Love. Home. Family. Equality. Three of those four words represent what it means to be a family in Minnesota. We fall in love. We live in a home together. We are a family. But we are not all equal.
I married my high school sweetheart. We got married when we were 22, bought a home when we were 25, started our family when were 26, and are now working, enjoying life, and planning for the future. After 18 years of marriage, we have established our own family traditions, we have acquired a lot of stuff, we are paying our mortgage and have a fair amount of equity in our house, less and less each year recently, but equity none-the-less, we are building a retirement portfolio, and we rely on each other for practically everything we do, and my wife is my best friend.
How different is that story from any other family in Minnesota? Some of the details may be different, but the basic story is the same. It doesn’t matter if the couples are Doug and Nancy or Steve and Andrea, or Jeff and Jason or Michelle and Connie. We are in love and we are building a home and growing as a family. Why should there be legal limitations on a family based on the person they love? Why should one couple face legal restrictions when it comes to healthcare decisions, estate planning, parenting rights, and even separation rights, when other couples don’t?
If I died tomorrow, my wife would still have our house, both of our cars that happen to be in my name, my retirement fund, our bank accounts, my tools, my baseball gloves, my Mickey Mantle and Harmon Killebrew baseball cards, my books, my warm socks she sometimes wears in the winter and my priceless comforter, that my wife made for me when I went away to college, that has kept me warm for more than 20 years. She would still possess all those things and have rights to those things because we are married. There is no need to spend the time and money to have a lawyer prepare documents that protect her property rights from my family.
Unlike heterosexual couples that choose not to marry and risk those outcomes, a gay couple that wants to marry has no option. In many instances families recognize the couple and respect their relationship, but even good families can act strangely and unpredictably when confronted with death. Anger, grief, even individual economic or personal circumstances may cause family members to be irrational, opportunistic, ambivalent and even hostile toward partners.

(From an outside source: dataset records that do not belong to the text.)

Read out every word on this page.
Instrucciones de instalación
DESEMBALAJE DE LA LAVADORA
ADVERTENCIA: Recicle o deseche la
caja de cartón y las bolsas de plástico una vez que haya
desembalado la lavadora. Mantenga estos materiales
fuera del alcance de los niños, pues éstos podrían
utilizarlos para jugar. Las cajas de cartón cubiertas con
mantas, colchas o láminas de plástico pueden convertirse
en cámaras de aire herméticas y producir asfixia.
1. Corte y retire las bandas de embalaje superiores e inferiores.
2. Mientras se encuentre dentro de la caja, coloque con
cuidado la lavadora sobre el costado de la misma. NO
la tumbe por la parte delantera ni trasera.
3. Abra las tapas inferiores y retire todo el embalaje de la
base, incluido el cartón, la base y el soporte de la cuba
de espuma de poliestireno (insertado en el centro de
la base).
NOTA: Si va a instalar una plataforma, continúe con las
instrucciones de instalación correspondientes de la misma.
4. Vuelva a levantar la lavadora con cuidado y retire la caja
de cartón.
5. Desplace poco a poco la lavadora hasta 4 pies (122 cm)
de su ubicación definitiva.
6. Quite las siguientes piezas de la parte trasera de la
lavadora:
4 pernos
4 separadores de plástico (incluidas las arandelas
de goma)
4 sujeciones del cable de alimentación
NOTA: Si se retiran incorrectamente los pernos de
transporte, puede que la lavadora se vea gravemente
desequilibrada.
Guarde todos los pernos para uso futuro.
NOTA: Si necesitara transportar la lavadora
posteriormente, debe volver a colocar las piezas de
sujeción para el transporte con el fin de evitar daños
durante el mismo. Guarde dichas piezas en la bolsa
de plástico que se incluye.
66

I really believe this a basic human rights issue. I think every couple deserves the same rights. I think the idea of love, family and home should have equality added on to it. I also believe this Marriage Amendment is happening at a momentous point in history. I believe we are less than a generation away from hitting a point in time when people value the relationship itself more than whether it is a conventional relationship. I think we see it in some of our younger Republican leaders who see this as a matter of being happy and enjoying the freedoms our soldiers fought and died for rather than a biased belief based in religion or habit. It is already happening, we are on the cusp. Half of Americans believe the federal government should recognize marriages among same-sex couples.
It is simply and purely common sense. All couples, including gay and lesbian couple should have the same right to make a lifelong commitment to love and protect each other. All couples should be given the tools and protections to protect their families, and the homes they have built together. And all couples who are committed enough to make a life-long personal commitment to one another, for better or for worse, in sickness and in health, deserve the cultural respect, social support, and legal protections that come with marriage.
That’s why I will be voting “NO” on the 2012 Minnesota Marriage Amendment that will ask Minnesotans to vote yes or no on the question: “Shall the Minnesota Constitution be amended to provide that only a union of one man and one woman shall be valid or recognized as a marriage in Minnesota?”
There is no reason that a slick campaign, an influx of advertising money, buzz phrases and smart wording should be the deciding factor on this amendment. It is up to you and me to make sure people know what the impact is. Tell your family it is wrong to vote yes for this amendment. It doesn’t matter whether somebody disapproves of marriage between same-sex couples. What matters is that we don’t have a right to decide how others live or what they do privately in with their lives and in their homes, when it is legal and they are of no harm to us, to their families, or to the rest of society.
Everybody deserves equality. Without equal rights, we are not free. All couples who wish to be married, should be married. Love. Home. Family. Equality.